Генерал Лукин, занятый томившими его мыслями и безучастный к окружающему, прохаживался перед парадной дверью двухэтажного дома с мезонином, в котором сейчас решалась судьба его брата Ивана. Сам Михаил Федорович в последний момент раздумал идти к маршалу Тимошенко. Встретившийся им на пути генерал Белокосков, которому Лукин взволнованно рассказал причину своей задержки в штабе фронта, согласился проводить Ивана и старшего батальонного комиссара Ивановского к маршалу. Какое же решение примет Семен Константинович? И как прозвучат в изложении представителя военной прокуратуры мотивы ареста полковника Лукина? Хотя невозможно в это поверить, но вдруг Иван действительно оплошал в бою струсил или проявил нераспорядительность? Тогда не миновать трибунала...
Перед законом все должны быть равны. Но как тяжко сознавать, что дорогому тебе человеку грозит суд, а может быть, и расстрел. Легче взять его вину на себя. Росли же вместе... Михаил Федорович на восемь лет старше Ивана, был его наставником в малолетстве и в юности, значит, в ответе за него и сейчас.
В эти тревожные минуты ожидания генерал Лукин будто вернулся в свое детство, в родное село Полухтино, затерянное среди милых сердцу тверских лесов... Их у отца было шестеро детей. Жили голодно и холодно при трех десятинах земли, одной лошади и одной корове. Вспомнилось, как, будучи подростком, провожал он в Зубцовске отца на поезд, потом бродил по городку, по берегам Волги и впадающей там в Волгу Вазузы, ночевал на пристани... И все размышлял тогда о сказочном Царском Селе, куда отец время от времени уезжал на заработки. Не хватало фантазии, чтобы услышанное от него сложилось в явственную картину. Представлялись улицы с золотыми домами, парки с невиданными деревьями, толпы важных господ, гуляющих с зонтиками в руках и евших мороженое, которое разносил им отец в белом халате и с лотком на груди...

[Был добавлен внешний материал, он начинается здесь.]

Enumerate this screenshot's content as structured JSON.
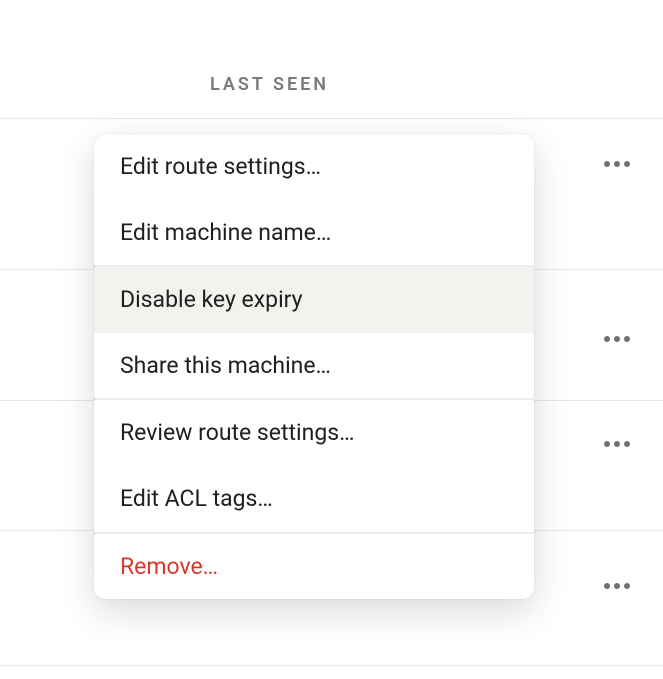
{
  "column_header": "LAST SEEN",
  "menu": {
    "items": [
      {
        "label": "Edit route settings…",
        "danger": false,
        "hovered": false,
        "divider_before": false
      },
      {
        "label": "Edit machine name…",
        "danger": false,
        "hovered": false,
        "divider_before": false
      },
      {
        "label": "Disable key expiry",
        "danger": false,
        "hovered": true,
        "divider_before": true
      },
      {
        "label": "Share this machine…",
        "danger": false,
        "hovered": false,
        "divider_before": false
      },
      {
        "label": "Review route settings…",
        "danger": false,
        "hovered": false,
        "divider_before": true
      },
      {
        "label": "Edit ACL tags…",
        "danger": false,
        "hovered": false,
        "divider_before": false
      },
      {
        "label": "Remove…",
        "danger": true,
        "hovered": false,
        "divider_before": true
      }
    ]
  },
  "rows_count": 4
}
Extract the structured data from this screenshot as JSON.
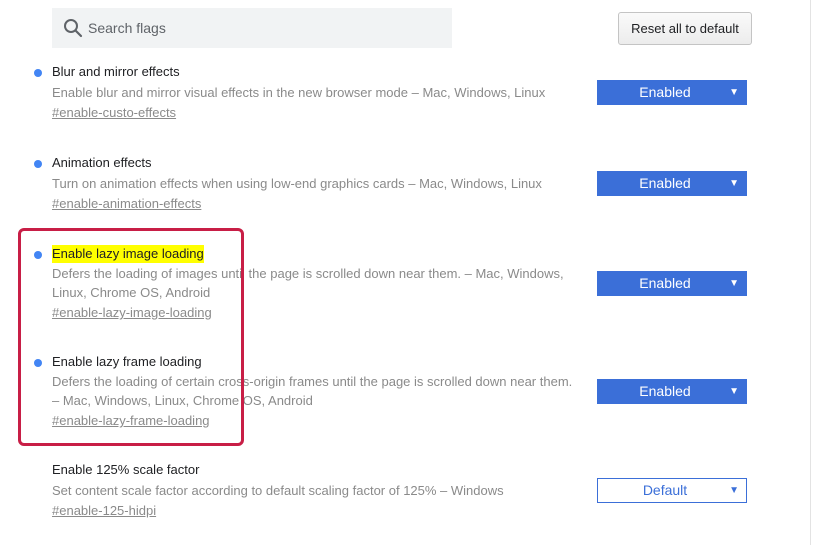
{
  "search": {
    "placeholder": "Search flags",
    "icon": "search-icon"
  },
  "reset_button": {
    "label": "Reset all to default"
  },
  "accent_color": "#3b6fd8",
  "flags": [
    {
      "title": "Blur and mirror effects",
      "description": "Enable blur and mirror visual effects in the new browser mode – Mac, Windows, Linux",
      "link": "#enable-custo-effects",
      "value": "Enabled",
      "modified": true,
      "highlighted": false
    },
    {
      "title": "Animation effects",
      "description": "Turn on animation effects when using low-end graphics cards – Mac, Windows, Linux",
      "link": "#enable-animation-effects",
      "value": "Enabled",
      "modified": true,
      "highlighted": false
    },
    {
      "title": "Enable lazy image loading",
      "description": "Defers the loading of images until the page is scrolled down near them. – Mac, Windows, Linux, Chrome OS, Android",
      "link": "#enable-lazy-image-loading",
      "value": "Enabled",
      "modified": true,
      "highlighted": true
    },
    {
      "title": "Enable lazy frame loading",
      "description": "Defers the loading of certain cross-origin frames until the page is scrolled down near them. – Mac, Windows, Linux, Chrome OS, Android",
      "link": "#enable-lazy-frame-loading",
      "value": "Enabled",
      "modified": true,
      "highlighted": false
    },
    {
      "title": "Enable 125% scale factor",
      "description": "Set content scale factor according to default scaling factor of 125% – Windows",
      "link": "#enable-125-hidpi",
      "value": "Default",
      "modified": false,
      "highlighted": false
    }
  ]
}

Когда Миша Лукин закончил пять классов сельского народного училища, отец и его увез в Петроград - пристроил на работу "мальчиком" в трактире "Пятерка". Поднаторев там в обращении с посудой и с посетителями, Миша перебрался в ресторан "Золотой колос", где несколько лет работал официантом. Подзаработав денег и приодевшись, подал прошение о приеме в учительскую семинарию. На вступительных экзаменах показал хорошие знания и был принят.

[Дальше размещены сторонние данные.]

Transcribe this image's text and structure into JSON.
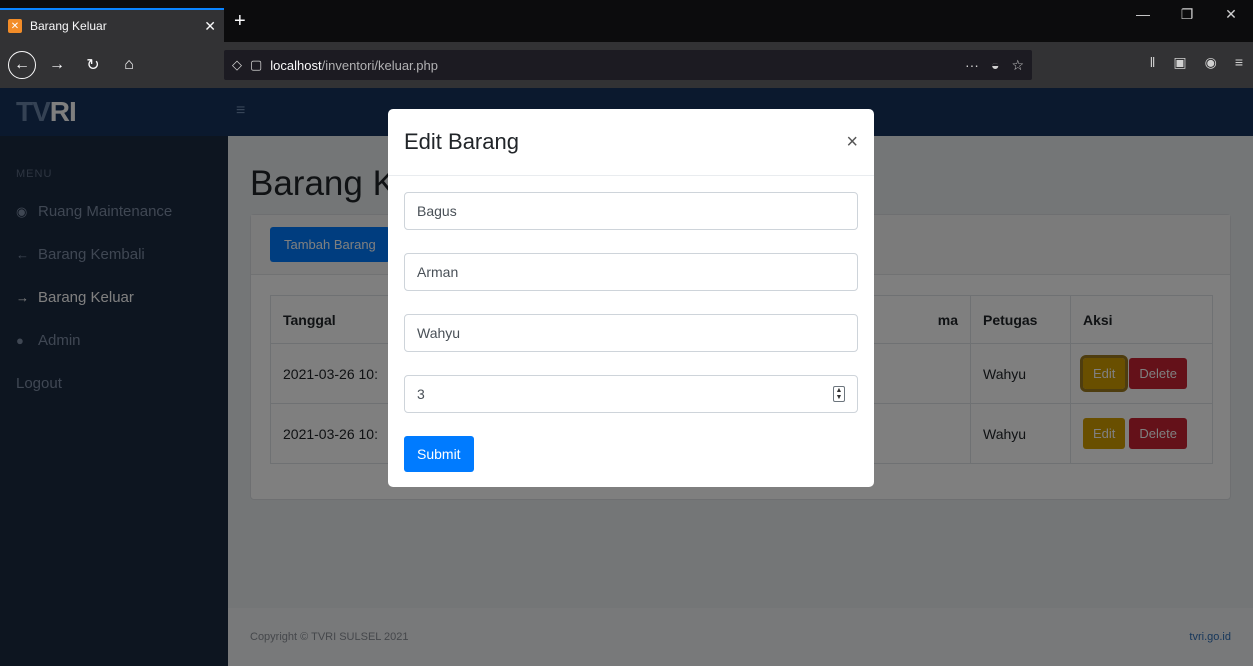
{
  "browser": {
    "tab_title": "Barang Keluar",
    "tab_close": "✕",
    "new_tab": "+",
    "url_host": "localhost",
    "url_path": "/inventori/keluar.php",
    "url_more": "···"
  },
  "sidebar": {
    "logo_prefix": "TV",
    "logo_suffix": "RI",
    "menu_heading": "MENU",
    "items": [
      {
        "icon": "tachometer-icon",
        "glyph": "◉",
        "label": "Ruang Maintenance"
      },
      {
        "icon": "arrow-left-icon",
        "glyph": "←",
        "label": "Barang Kembali"
      },
      {
        "icon": "arrow-right-icon",
        "glyph": "→",
        "label": "Barang Keluar"
      },
      {
        "icon": "user-icon",
        "glyph": "●",
        "label": "Admin"
      },
      {
        "icon": "",
        "glyph": "",
        "label": "Logout"
      }
    ]
  },
  "main": {
    "heading": "Barang Keluar",
    "add_button": "Tambah Barang",
    "table": {
      "headers": [
        "Tanggal",
        "ma",
        "Petugas",
        "Aksi"
      ],
      "rows": [
        {
          "tanggal": "2021-03-26 10:",
          "petugas": "Wahyu"
        },
        {
          "tanggal": "2021-03-26 10:",
          "petugas": "Wahyu"
        }
      ],
      "edit_label": "Edit",
      "delete_label": "Delete"
    }
  },
  "footer": {
    "copyright": "Copyright © TVRI SULSEL 2021",
    "link": "tvri.go.id"
  },
  "modal": {
    "title": "Edit Barang",
    "close": "×",
    "fields": [
      "Bagus",
      "Arman",
      "Wahyu",
      "3"
    ],
    "submit": "Submit"
  },
  "colors": {
    "primary": "#007bff",
    "warning": "#d39e00",
    "danger": "#c82333",
    "sidebar": "#1b2a41",
    "topnav": "#16325c"
  }
}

Но закончить семинарию не позволил призыв на военную службу. В 1913 году он уже рядовой Усть-Двинской крепостной артиллерии, а через год, после прохождения службы в учебной команде, фейерверкер Михаил Лукин участвует в боях...

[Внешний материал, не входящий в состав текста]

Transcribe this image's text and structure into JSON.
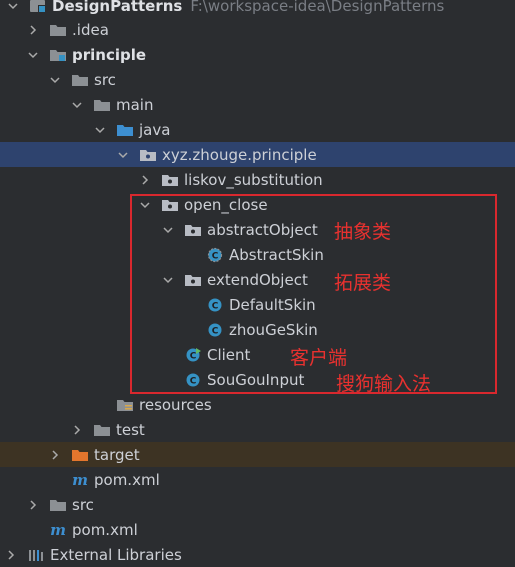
{
  "tree": {
    "root": {
      "name": "DesignPatterns",
      "path": "F:\\workspace-idea\\DesignPatterns"
    },
    "idea": "idea",
    "principle": "principle",
    "src1": "src",
    "main": "main",
    "java": "java",
    "pkg": "xyz.zhouge.principle",
    "liskov": "liskov_substitution",
    "open_close": "open_close",
    "abstractObject": "abstractObject",
    "AbstractSkin": "AbstractSkin",
    "extendObject": "extendObject",
    "DefaultSkin": "DefaultSkin",
    "zhouGeSkin": "zhouGeSkin",
    "Client": "Client",
    "SouGouInput": "SouGouInput",
    "resources": "resources",
    "test": "test",
    "target": "target",
    "pom1": "pom.xml",
    "src2": "src",
    "pom2": "pom.xml",
    "ext": "External Libraries"
  },
  "annotations": {
    "abstract": "抽象类",
    "extend": "拓展类",
    "client": "客户端",
    "input": "搜狗输入法"
  },
  "colors": {
    "background": "#2b2d30",
    "selection": "#2e436e",
    "excluded": "#3d3323",
    "folder": "#8c9094",
    "package": "#b8bcc4",
    "class": "#3592c4",
    "annotation_red": "#e8312f"
  }
}
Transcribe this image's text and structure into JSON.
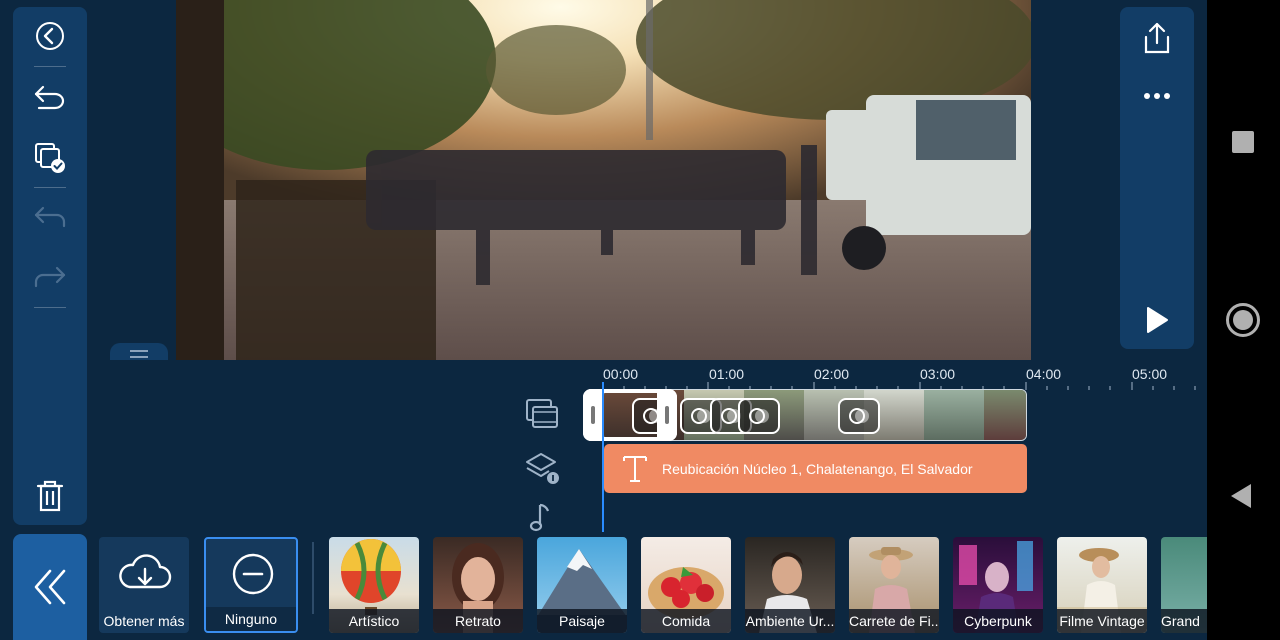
{
  "left_toolbar": {
    "items": [
      "back-button",
      "undo-to-start-button",
      "copy-apply-button",
      "undo-button",
      "redo-button"
    ],
    "delete": "delete-button"
  },
  "right_toolbar": {
    "export": "export-button",
    "more": "more-button",
    "play": "play-button"
  },
  "timeline": {
    "ruler": [
      "00:00",
      "01:00",
      "02:00",
      "03:00",
      "04:00",
      "05:00"
    ],
    "text_clip": "Reubicación Núcleo 1, Chalatenango, El Salvador"
  },
  "filters": {
    "get_more": "Obtener más",
    "none": "Ninguno",
    "items": [
      "Artístico",
      "Retrato",
      "Paisaje",
      "Comida",
      "Ambiente Ur...",
      "Carrete de Fi...",
      "Cyberpunk",
      "Filme Vintage",
      "Grand"
    ]
  },
  "colors": {
    "background": "#0c2740",
    "panel": "#123d66",
    "accent": "#1d5fa1",
    "text_clip": "#f08a63",
    "playhead": "#2a8cff"
  }
}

И будто все это далеко было не с ним: бои, ранения, госпиталь в Москве, школа прапорщиков... В 1917 году поручик Лукин становится красногвардейцем, а через год - курсантом разведки и военного контроля при Полевом штабе Красной Армии... И опять бои - за молодую Советскую Республику... Он уже коммунист... Царицынская эпопея, Польский фронт, на котором командир бригады Лукин опять ранен... Первые награды - два ордена Красного Знамени, серебряный портсигар и золотые часы с монограммой. "Честному воину РККА от ВЦИК" - вычеканено на портсигаре... И пошел шагать по ступеням военной иерархии и аудиториям академических курсов Михаил Федорович Лукин... Начальствовал на командных курсах в Лубнах, затем шесть лет был во главе стрелковой дивизии в Харькове; его полки не только обучались военному делу, но и принимали участие в строительстве тракторного завода, помогали крестьянам в поле... Проходило время, внося поправки в его судьбу. Вот он военный комендант Москвы, а вот уже и командующий армией... Но не гладкой была его дорога. Иногда за взлетами следовало падение; были периоды отчаяния, когда ошибался в людях, когда узнавал об измене друзей или подвергался несправедливым наказаниям. Но никогда не опускал рук, не терял веры, не расслаблял волю. И в конечном счете правда и справедливость оборачивались к нему лицом.